Military Operations Go High-Tech

ByABC News
October 6, 2000, 7:16 PM

W A S H I N G T O N, Oct. 6 -- Somewhere in the Pacific Ocean aboard a U.S. Navy aircraft carrier a young sailor is taken ill and has severe internal bleeding.

He needs immediate emergency surgery there is no time to evacuate him to a hospital ashore.

The ships surgeon connects via video teleconferencing to Bethesda Naval Hospital outside Washington D.C., where the head of vascular surgery guides him through a lifesaving process.

A Marine Corps intelligence officer on routine deployment off the coast of Africa receives orders to assemble intelligence about unrest in a nearby nation. The Marines are ordered to begin preparing to evacuate Americans from the capital city.

The intelligence officer logs on to his shipboard computer and gets the latest information from the classified Web pages of the Defense Intelligence Agency and State Department.

Those are just two examples of how the Navy and Marine Corps say their planned five-year, $7 billion Intranet will reform military operations.
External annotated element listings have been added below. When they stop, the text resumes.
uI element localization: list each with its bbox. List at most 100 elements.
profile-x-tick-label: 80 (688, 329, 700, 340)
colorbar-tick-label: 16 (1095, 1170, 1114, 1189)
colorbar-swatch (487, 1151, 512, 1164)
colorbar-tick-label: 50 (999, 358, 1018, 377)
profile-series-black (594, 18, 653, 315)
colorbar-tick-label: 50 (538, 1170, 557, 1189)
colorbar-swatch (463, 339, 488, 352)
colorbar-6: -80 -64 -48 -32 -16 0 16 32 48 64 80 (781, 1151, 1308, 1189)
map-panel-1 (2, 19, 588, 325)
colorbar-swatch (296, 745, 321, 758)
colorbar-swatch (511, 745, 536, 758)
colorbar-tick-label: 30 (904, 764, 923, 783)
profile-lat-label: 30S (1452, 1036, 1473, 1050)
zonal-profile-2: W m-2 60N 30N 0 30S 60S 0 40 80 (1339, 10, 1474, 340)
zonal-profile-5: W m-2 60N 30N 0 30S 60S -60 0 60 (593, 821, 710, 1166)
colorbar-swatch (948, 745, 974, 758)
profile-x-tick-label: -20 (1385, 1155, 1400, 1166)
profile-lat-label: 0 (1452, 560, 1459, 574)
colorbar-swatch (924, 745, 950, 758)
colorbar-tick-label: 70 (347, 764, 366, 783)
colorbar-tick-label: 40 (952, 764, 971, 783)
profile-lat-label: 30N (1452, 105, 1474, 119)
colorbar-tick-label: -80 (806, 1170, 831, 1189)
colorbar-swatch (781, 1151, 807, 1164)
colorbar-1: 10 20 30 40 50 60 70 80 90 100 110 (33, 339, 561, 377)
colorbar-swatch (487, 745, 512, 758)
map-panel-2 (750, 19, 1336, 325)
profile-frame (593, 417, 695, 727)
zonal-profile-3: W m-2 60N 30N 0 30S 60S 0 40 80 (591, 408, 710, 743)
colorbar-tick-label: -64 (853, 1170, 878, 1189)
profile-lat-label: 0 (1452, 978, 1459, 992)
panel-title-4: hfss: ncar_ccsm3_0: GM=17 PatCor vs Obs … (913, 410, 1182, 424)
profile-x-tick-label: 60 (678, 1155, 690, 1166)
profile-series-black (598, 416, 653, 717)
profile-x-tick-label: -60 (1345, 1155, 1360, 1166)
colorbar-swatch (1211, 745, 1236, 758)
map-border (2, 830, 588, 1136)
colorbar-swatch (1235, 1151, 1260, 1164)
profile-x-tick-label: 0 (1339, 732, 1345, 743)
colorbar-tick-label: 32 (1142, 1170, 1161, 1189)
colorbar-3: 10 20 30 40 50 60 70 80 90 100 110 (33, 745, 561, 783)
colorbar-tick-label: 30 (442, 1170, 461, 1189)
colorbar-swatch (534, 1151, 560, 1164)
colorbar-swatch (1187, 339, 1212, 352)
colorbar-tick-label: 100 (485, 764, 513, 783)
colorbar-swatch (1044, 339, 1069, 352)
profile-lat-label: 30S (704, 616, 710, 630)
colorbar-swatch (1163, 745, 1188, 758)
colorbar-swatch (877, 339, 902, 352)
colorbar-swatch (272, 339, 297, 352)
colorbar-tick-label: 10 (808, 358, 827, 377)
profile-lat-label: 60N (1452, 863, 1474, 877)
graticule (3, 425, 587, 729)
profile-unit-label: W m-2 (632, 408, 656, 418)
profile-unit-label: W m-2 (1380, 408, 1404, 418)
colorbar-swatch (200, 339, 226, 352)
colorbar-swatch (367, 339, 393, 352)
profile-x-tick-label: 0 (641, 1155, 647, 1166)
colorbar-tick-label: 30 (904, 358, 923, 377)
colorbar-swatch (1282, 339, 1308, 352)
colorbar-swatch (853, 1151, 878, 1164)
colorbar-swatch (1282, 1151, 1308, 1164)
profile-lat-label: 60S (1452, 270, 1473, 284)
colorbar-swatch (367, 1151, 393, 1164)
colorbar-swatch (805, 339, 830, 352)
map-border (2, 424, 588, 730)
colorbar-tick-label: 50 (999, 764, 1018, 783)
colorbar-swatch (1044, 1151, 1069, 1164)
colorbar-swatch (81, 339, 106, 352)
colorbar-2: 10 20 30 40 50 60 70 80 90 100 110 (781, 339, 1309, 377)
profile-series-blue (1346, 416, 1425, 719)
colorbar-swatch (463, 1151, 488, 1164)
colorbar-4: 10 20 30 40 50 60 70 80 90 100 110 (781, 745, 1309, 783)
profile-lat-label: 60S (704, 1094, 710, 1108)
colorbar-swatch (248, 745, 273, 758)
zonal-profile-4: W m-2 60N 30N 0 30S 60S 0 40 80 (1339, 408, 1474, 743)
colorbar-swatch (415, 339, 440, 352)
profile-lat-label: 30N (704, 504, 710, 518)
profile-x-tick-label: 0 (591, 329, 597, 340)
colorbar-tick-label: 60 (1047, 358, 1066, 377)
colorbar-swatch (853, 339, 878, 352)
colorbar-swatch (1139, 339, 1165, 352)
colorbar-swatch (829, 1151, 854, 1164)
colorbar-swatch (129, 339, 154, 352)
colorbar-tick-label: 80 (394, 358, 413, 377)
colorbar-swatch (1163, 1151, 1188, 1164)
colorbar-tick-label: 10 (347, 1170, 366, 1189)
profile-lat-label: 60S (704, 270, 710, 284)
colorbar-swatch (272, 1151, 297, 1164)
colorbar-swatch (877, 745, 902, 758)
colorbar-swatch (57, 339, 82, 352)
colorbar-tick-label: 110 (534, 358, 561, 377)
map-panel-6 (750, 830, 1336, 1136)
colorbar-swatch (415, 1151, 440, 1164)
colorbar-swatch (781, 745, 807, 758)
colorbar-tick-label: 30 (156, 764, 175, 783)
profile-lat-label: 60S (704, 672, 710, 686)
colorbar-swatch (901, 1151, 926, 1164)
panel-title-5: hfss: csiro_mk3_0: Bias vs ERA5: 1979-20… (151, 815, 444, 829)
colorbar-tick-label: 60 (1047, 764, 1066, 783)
Todays contract award to Electronic Data Systems Corp. of Plano, Texas, to establish and run a single integrated Navy-Marine Corps network is being characterized as perhaps the largest single government computer contract awarded outside the government.

For months, four key companies have battled for the initial five-year contract. EDSs competitors were Computer Sciences Corp., of El Segundo, Calif., IBM Corp.of Armonk, N.Y. and General Dynamics of Falls Church, Va.

Getting Connected

After years of watching television pictures of high-tech Navy fighters sending their precision guided weapons through the tops of buildings in Iraq and Serbia, most Americans even those who are computer junkies probably do not realize just how antiquated some aspects of military computer networks remain.

Military personnel say simple matters such as network congestion often keep them from getting access to information. The new Navy Marine Corps Intranet is aimed at changing that.